MIL: "You need to exercise"

Anonymous
The last couple times I've seen MIL post baby, she has told me I should be exercising. My thoughts on when it could possibly be okay to comment on a DIL's post baby body:

1. If she was some super slim yoga health nut, I could maybe let it go.
EXCEPT, She definitely is not.

2. If this was a genuine health concern, maybe...
EXCEPT, I actually lost all the baby weight and I'm slim to begin with.

3. If this was just how she is and does this to everyone, meh...
EXCEPT, DH hasn't lost the 10 lbs he gained during MY pregnancy. Not a word about his weight.

Yup, I'm pissed!
Anonymous
Would you be pissed if your mother said this to you? What about DH? I am trying to determine wether waht she said offends you or was it just the fact that it was her.
Anonymous
Tell your DH to talk to her. Her comments are inappropriate.
Anonymous
Maybe she had let herself go after her babies and it slid downhill from there, and is trying to pass along the wisdom so you don't do the same.

That said, I'd be pissed.
Anonymous
Anonymous wrote:Would you be pissed if your mother said this to you? What about DH? I am trying to determine wether waht she said offends you or was it just the fact that it was her.


OP here. That is something to think about. I think I would be more hurt than pissed if my mom said this to me. I would be hurt and absolutely LIVID if my husband said it. So I think there is a negative feeling irregardless of who says it.

Btw, I've only ever received compliments or no comments about my figure post baby (which is IMO the only appropriate response). While I recognize my clothes will never fit the same (not to mention this mini muffin thing of skin I got going on) I am on okay terms with my body too which is why her comment feels like a kick in the face.
Anonymous
I would respond, "And you need to mind your own business."

Or, "Your son doesn't mind f*cking me, so I don't know why you're concerned."
Anonymous
Anonymous wrote:I would respond, "And you need to mind your own business."

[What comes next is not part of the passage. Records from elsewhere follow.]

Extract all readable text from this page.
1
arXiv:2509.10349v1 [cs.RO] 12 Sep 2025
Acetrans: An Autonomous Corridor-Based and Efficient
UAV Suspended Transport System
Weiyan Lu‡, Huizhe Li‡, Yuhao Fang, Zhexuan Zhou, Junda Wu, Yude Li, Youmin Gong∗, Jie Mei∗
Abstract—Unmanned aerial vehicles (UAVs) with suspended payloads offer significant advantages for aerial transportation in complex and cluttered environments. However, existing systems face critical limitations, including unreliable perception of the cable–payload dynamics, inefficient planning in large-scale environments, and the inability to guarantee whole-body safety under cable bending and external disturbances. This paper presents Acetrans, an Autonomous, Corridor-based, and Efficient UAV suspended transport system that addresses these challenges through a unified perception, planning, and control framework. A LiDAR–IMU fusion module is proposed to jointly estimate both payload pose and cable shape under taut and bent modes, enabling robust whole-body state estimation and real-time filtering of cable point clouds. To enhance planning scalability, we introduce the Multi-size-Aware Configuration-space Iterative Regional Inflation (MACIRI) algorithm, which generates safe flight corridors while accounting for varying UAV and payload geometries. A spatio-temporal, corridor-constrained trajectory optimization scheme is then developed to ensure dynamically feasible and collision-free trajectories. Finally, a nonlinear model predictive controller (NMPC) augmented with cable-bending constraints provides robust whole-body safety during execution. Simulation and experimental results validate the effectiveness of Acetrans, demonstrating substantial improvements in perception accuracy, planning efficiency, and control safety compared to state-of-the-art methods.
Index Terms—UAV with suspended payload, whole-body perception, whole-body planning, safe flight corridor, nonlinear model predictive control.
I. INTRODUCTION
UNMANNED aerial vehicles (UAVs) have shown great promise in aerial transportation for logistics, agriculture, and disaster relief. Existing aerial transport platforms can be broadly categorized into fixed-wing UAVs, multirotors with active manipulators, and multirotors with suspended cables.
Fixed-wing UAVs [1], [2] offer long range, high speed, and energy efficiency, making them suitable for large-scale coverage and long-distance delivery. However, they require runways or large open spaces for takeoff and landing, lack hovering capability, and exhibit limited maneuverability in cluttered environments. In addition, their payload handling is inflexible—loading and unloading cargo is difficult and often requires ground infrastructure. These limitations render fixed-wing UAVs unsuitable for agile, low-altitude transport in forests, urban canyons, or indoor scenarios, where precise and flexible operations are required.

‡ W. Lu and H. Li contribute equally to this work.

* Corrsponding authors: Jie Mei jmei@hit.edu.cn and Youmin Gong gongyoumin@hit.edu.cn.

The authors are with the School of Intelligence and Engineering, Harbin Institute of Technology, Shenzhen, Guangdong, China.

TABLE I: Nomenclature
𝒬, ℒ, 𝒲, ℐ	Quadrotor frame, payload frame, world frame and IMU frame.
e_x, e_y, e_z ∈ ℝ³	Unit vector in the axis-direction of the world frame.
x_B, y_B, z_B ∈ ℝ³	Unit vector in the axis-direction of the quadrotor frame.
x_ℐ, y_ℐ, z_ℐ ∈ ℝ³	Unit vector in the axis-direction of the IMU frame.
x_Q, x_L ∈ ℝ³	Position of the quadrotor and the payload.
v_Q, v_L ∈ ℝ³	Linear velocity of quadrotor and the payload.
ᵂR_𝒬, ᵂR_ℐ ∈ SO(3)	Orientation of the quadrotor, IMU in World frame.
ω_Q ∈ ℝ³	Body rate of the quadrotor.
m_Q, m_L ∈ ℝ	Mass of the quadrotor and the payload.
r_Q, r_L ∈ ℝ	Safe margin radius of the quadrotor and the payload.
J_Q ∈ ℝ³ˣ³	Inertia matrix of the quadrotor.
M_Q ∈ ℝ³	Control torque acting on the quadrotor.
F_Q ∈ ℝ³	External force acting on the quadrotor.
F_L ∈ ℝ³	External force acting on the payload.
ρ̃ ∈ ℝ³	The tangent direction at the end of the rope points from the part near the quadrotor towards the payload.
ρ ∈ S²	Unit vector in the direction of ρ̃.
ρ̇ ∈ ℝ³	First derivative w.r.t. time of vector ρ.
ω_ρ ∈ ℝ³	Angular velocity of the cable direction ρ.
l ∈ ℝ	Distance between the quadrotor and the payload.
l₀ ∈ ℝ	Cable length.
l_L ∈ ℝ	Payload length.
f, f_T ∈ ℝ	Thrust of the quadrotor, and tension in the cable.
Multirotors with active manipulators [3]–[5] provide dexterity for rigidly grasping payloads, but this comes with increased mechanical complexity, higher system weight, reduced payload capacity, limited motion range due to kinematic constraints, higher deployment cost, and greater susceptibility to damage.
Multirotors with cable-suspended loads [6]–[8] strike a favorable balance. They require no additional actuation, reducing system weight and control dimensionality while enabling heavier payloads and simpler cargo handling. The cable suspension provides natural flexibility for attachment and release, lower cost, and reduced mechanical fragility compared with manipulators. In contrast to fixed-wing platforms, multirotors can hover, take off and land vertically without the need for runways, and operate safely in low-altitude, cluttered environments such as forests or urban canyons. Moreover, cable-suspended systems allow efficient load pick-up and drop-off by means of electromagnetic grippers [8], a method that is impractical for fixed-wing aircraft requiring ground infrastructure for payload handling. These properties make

Or, "Your son doesn't mind f*cking me, so I don't know why you're concerned."


I do not recommend this approach. I recommend ignoring/letting go.
Anonymous
I'd be livid! Of course, I would be so shocked that I'd be unable to say anything in response and would drive myself insane with sarcastic yet witty retorts for days afterwards when I'm alone.
Anonymous
I'd laugh it off and tell her "I actually already lost the baby weight I gained and am waiting for DH to do the same, since he gained ten pounds. But you know what you need to do? Stop telling ME what to do!"
Anonymous
Anonymous wrote:Would you be pissed if your mother said this to you? What about DH? I am trying to determine wether waht she said offends you or was it just the fact that it was her.


parents need to deal with their own children, end of story. she has no business commenting on your appearance.
Anonymous
Your MIL is a bitch. Just smile and leave the room when she makes comments. Just know that she is low class and will never change.
Anonymous
Anonymous wrote:I'd be livid! Of course, I would be so shocked that I'd be unable to say anything in response and would drive myself insane with sarcastic yet witty retorts for days afterwards when I'm alone.


Exactly This!
Anonymous
OP, you need to handle it differently.
If she makes a rude comment once, you ignore and not get hurt (people make mistakes and you have to give them some slack)

Second time or beyond - you say very directly and concisely that you do not want to hear her opinion.

That's it. That's all. If more happens - I'd say it's largely your fault for not handling it.
Anonymous
Maybe it's not a weight-related question.

And, she's right, OP: You do need to exercise. I say that without ever having seen you.

Everyone needs to exercise.
Anonymous
First time: "haha don't we all!"
Second time: stony silence
Third time: "you seem very hung up on my weight. is there a reason for this?"